Using data from Yahoo Finance and CoinMarketCap.com, our data team developed a visual that compares the market caps between some of the world’s largest banks and cryptocurrencies. On the left blue column, we have four banks listed from largest-to-smallest market caps: JPMorgan Chase, Bank of China, Goldman Sachs, and Morgan Stanley. Conversely, the right red column features the total cryptocurrency market, Bitcoin, Ethereum, Litecoin, NEO, Ripple, Bitcoin Cash, Cardano, and Stellar. Using circles, we made the shape size correspond to market cap size. This means larger circles have bigger market caps than small circles.
Total Crypto Market Exceeds Size Of JPMorgan, Banks Fight Back In Attempt To Slow Growth
After an extremely volatile start to 2018, cryptocurrencies are once again on the rally track. As of February 16, 2018, the total crypto market had a market cap of $470 billion (as of February 16th, 2018), which exceeds the size of the United States’ largest bank, JPMorgan Chase.
Bitcoin’s market cap alone is comparable to Bank of China’s. The second largest cryptocurrency by market cap, Ethereum, is comparable in size to Morgan Stanley. It is stats like these that have the global banking sector worried that cryptocurrencies are on track to make a serious impact on their operations.

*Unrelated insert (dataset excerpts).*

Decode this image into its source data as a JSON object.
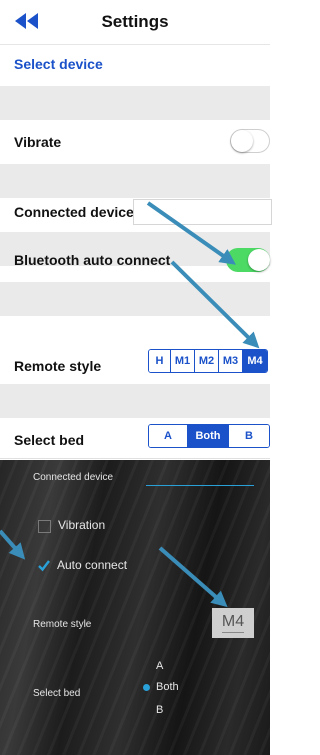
{
  "ios": {
    "title": "Settings",
    "select_device": "Select device",
    "vibrate_label": "Vibrate",
    "connected_device_label": "Connected device",
    "bluetooth_auto_connect_label": "Bluetooth auto connect",
    "remote_style_label": "Remote style",
    "remote_style_options": [
      "H",
      "M1",
      "M2",
      "M3",
      "M4"
    ],
    "remote_style_selected": "M4",
    "select_bed_label": "Select bed",
    "bed_options": [
      "A",
      "Both",
      "B"
    ],
    "bed_selected": "Both",
    "accent_color": "#1b52c9",
    "toggle_on_color": "#4cd964"
  },
  "android": {
    "connected_device_label": "Connected device",
    "vibration_label": "Vibration",
    "auto_connect_label": "Auto connect",
    "remote_style_label": "Remote style",
    "remote_style_value": "M4",
    "select_bed_label": "Select bed",
    "bed_options": [
      "A",
      "Both",
      "B"
    ],
    "bed_selected": "Both",
    "accent_color": "#2aa0d8"
  },
  "annotation_color": "#3a8db8"
}
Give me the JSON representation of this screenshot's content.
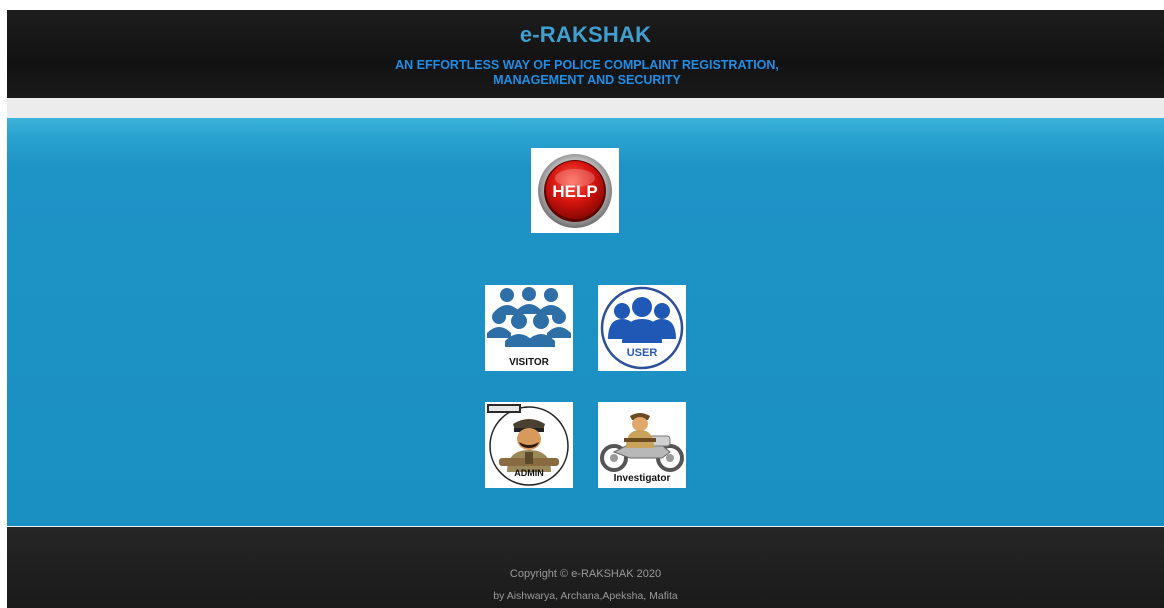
{
  "header": {
    "title": "e-RAKSHAK",
    "subtitle_line1": "AN EFFORTLESS WAY OF POLICE COMPLAINT REGISTRATION,",
    "subtitle_line2": "MANAGEMENT AND SECURITY"
  },
  "tiles": {
    "help": {
      "label": "HELP",
      "icon": "help-button-icon"
    },
    "visitor": {
      "label": "VISITOR",
      "icon": "visitor-group-icon"
    },
    "user": {
      "label": "USER",
      "icon": "user-group-icon"
    },
    "admin": {
      "label": "ADMIN",
      "icon": "police-officer-icon"
    },
    "investigator": {
      "label": "Investigator",
      "icon": "investigator-motorbike-icon"
    }
  },
  "footer": {
    "copyright": "Copyright © e-RAKSHAK 2020",
    "authors": "by Aishwarya, Archana,Apeksha, Mafita"
  },
  "colors": {
    "header_bg": "#151515",
    "title": "#3f9fd0",
    "subtitle": "#1f8ee8",
    "main_bg": "#1a8fc1",
    "footer_bg": "#1e1e1e",
    "footer_text": "#9a9a9a"
  }
}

One of the most recent efforts to help slow the pace of crypto growth were announcements from several banks saying that customers could no longer purchase digital currency with their credit cards. Charlie Munger, the 94-year-old Berkshire Hathaway Vice President has called Bitcoin “totally asinine” and says “it’s disgusting” that people buy cryptocurrency.
Overall, cryptocurrencies are seeing their size and value top even some of the largest financial institutions in the world. This has caused banks to fight back and attempt to slow their growth. However, even banks clearly don’t know what they really want. After JPMorgan CEO Jamie Dimon famously called Bitcoin a “fraud” in late 2017, it is interesting to now see a report published by the investment bank that calls Bitcoin-based ETFs the “holy grail for owners and investors.” Clearly, we have a bit of a Jekyll & Hyde situation going with the banks, which can’t decide if cryptocurrencies are friend or foe.
So what do you think: Are Banks Afraid of Cryptocurrencies?